Tuesday, January 8, 2008

Zippy and the Married Worker

Zippy suggests married men should get a higher wage. Of course, whenever Zippy says, you can be sure he doesn't mind using the government to acheive his ends. Unfortunately, it's the very government that forced businesses not to do what he believes is right.
Employment as an institution which treats a father of five as a fungible productivity unit equivalent to a bachelor, or a single woman, or even a wife and mother, is a deliberate institutionalization of inhumanity. Deliberate institutionalization of inhumanity is a moral evil, so the institutionalization of equal pay for equal work is immoral.
Obviously, any institutionalizing going on here comes from the government.
Now, in a free labor market employers look for a variety of qualities in their prospective hires. They want high productivity, and believe it or not married men provide the most stable chunk of it. The young and single are capable of great paroxsyms of glory, but then they burn out, or call in Monday due to a hangover. Married men, especially those with a real wife- you know the kind that actually care about what used to be called woman's work- are much more dependable because they are really part of a team in which the first fruits of division of labor are already evident.
Todays corporation/state devalues family in favor of people devoted to the larger body.

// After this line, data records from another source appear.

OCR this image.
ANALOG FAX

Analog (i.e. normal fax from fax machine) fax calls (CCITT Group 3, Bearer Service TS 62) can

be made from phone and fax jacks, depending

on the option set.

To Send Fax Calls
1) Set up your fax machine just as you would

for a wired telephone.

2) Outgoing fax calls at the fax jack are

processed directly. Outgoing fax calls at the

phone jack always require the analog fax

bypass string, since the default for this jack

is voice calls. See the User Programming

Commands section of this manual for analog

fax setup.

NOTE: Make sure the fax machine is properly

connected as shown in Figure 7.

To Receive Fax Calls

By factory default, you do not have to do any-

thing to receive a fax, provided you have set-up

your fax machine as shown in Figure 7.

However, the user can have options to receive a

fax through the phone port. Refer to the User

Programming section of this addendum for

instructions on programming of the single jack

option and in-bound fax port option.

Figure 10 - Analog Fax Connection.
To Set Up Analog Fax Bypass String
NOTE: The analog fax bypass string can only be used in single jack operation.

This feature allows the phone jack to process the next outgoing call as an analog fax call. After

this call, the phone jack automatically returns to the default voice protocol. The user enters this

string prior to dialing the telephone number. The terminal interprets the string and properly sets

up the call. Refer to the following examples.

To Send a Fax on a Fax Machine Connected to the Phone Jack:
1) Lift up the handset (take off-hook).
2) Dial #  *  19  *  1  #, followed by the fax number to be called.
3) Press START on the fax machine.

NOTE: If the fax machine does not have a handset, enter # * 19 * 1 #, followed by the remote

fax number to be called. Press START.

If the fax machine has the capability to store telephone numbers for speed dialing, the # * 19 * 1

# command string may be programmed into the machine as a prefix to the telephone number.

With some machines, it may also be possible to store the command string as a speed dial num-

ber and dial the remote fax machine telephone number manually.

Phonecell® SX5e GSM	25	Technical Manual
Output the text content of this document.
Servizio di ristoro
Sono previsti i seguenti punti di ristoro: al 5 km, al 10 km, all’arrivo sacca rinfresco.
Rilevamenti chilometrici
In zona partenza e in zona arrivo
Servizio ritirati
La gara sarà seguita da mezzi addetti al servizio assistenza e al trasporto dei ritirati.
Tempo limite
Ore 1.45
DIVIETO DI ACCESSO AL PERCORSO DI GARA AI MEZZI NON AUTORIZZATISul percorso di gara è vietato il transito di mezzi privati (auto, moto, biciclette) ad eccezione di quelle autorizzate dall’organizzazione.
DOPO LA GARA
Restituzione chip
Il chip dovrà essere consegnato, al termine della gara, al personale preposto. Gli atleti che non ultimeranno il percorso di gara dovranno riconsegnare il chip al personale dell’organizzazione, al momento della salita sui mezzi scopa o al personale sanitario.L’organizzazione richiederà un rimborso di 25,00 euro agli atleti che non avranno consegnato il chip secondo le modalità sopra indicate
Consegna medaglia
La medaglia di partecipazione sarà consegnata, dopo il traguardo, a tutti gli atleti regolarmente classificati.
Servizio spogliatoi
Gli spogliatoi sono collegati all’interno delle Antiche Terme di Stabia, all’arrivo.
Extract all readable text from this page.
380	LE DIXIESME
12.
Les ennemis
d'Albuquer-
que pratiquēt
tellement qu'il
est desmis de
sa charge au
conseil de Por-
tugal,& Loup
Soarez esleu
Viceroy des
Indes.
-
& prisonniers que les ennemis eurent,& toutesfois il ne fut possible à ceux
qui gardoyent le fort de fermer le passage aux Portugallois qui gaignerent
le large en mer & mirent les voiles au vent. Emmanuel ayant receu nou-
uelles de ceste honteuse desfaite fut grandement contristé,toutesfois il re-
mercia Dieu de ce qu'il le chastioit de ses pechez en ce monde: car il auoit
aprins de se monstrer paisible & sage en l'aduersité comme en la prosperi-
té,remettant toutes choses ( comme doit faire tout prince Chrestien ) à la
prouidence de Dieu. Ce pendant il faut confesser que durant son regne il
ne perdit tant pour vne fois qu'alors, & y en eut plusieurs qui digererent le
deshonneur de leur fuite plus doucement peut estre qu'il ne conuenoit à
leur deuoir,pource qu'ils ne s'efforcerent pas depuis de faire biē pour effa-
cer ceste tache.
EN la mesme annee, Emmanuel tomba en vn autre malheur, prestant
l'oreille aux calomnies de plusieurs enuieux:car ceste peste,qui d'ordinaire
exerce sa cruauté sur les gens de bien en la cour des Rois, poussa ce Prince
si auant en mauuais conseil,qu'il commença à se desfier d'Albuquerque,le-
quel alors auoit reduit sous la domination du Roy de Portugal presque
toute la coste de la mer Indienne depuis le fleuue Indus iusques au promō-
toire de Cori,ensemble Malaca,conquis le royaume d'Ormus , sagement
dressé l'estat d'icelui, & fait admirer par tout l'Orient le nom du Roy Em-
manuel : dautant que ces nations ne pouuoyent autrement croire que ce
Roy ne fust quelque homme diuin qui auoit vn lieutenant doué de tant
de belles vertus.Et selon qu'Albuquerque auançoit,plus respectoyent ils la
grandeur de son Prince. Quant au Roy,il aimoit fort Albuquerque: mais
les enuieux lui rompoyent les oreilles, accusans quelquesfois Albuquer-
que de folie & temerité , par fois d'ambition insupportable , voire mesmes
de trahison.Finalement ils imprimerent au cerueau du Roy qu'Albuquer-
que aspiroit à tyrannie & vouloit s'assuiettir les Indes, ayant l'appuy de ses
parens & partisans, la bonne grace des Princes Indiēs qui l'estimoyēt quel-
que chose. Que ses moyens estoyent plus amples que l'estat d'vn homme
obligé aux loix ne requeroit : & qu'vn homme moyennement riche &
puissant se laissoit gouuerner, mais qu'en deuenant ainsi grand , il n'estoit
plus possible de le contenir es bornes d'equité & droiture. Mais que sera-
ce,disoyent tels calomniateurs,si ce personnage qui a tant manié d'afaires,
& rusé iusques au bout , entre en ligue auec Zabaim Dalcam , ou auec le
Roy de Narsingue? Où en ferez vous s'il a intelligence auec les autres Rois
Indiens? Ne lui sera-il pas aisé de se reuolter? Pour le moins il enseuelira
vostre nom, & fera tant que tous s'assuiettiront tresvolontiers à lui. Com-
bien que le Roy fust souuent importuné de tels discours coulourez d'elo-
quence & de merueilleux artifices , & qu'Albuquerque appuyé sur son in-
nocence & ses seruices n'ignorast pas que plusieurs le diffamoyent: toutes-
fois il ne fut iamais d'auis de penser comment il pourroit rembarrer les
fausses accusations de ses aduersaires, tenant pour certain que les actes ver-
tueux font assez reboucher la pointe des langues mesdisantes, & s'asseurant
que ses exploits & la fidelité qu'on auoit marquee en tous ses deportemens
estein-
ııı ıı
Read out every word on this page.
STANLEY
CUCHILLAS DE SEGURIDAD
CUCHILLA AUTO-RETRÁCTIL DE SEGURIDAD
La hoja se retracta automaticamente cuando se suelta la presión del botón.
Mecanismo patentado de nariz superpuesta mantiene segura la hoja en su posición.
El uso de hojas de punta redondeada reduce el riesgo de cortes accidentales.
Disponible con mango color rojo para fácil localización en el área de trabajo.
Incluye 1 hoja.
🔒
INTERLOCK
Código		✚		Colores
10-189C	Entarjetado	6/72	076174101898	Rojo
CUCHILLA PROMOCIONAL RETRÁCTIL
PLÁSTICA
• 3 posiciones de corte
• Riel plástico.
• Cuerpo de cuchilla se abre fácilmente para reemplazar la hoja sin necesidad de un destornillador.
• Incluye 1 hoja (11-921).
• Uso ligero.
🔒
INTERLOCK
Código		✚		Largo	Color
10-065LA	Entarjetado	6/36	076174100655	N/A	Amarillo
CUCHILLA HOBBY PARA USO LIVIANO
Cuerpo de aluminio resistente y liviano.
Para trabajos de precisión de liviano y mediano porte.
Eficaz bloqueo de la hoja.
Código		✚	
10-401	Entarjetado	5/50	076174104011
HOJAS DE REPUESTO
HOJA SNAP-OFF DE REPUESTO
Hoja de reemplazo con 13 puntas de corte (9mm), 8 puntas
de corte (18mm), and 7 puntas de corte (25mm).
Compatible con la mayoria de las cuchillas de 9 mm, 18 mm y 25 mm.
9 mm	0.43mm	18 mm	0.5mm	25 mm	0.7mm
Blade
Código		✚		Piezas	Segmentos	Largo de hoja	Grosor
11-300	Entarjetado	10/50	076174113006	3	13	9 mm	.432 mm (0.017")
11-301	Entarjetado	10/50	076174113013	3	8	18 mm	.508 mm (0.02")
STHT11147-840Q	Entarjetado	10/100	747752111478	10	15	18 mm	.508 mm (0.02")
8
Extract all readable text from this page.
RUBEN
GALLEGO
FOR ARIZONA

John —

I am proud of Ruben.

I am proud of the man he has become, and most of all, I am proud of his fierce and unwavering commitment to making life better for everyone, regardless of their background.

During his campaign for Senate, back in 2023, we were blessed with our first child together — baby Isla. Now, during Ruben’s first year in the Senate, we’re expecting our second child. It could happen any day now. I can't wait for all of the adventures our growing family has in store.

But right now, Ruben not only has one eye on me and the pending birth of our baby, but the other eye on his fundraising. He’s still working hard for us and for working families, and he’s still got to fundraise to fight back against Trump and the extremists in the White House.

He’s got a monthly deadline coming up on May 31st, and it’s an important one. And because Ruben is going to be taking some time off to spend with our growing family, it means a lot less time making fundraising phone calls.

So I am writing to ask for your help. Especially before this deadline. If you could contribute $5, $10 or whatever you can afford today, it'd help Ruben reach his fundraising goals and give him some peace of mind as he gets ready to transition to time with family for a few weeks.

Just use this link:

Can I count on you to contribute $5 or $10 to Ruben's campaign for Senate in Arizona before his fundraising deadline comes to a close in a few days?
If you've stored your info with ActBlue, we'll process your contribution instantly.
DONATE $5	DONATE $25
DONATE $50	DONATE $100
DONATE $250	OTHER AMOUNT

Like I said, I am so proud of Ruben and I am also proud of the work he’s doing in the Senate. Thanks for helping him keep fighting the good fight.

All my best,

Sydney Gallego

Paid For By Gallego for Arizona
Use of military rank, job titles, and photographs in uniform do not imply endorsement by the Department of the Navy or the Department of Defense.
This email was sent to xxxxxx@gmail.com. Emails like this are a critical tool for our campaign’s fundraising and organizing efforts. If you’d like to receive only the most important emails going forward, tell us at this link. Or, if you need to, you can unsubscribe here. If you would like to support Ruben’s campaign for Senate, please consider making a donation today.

It's not a healthy situation at all, but I think this came out of the political realm as people began to realize the implication of enfranchising everyone to vote. Those in the political industry now have more power, each voter has less. As a result, voting becomes little more than a popularity contest.
Similarly, I see the same language used around working that people use about voting. Working means taking a chunk of your time and making it available to someone else. The term wage-slave may be a little blunt, but it's not wrong. Instead we hear work being described as a "fulfilling career" or some other such nonsense.
It's only in such a coercive state that such folly can be passed off as a good thing.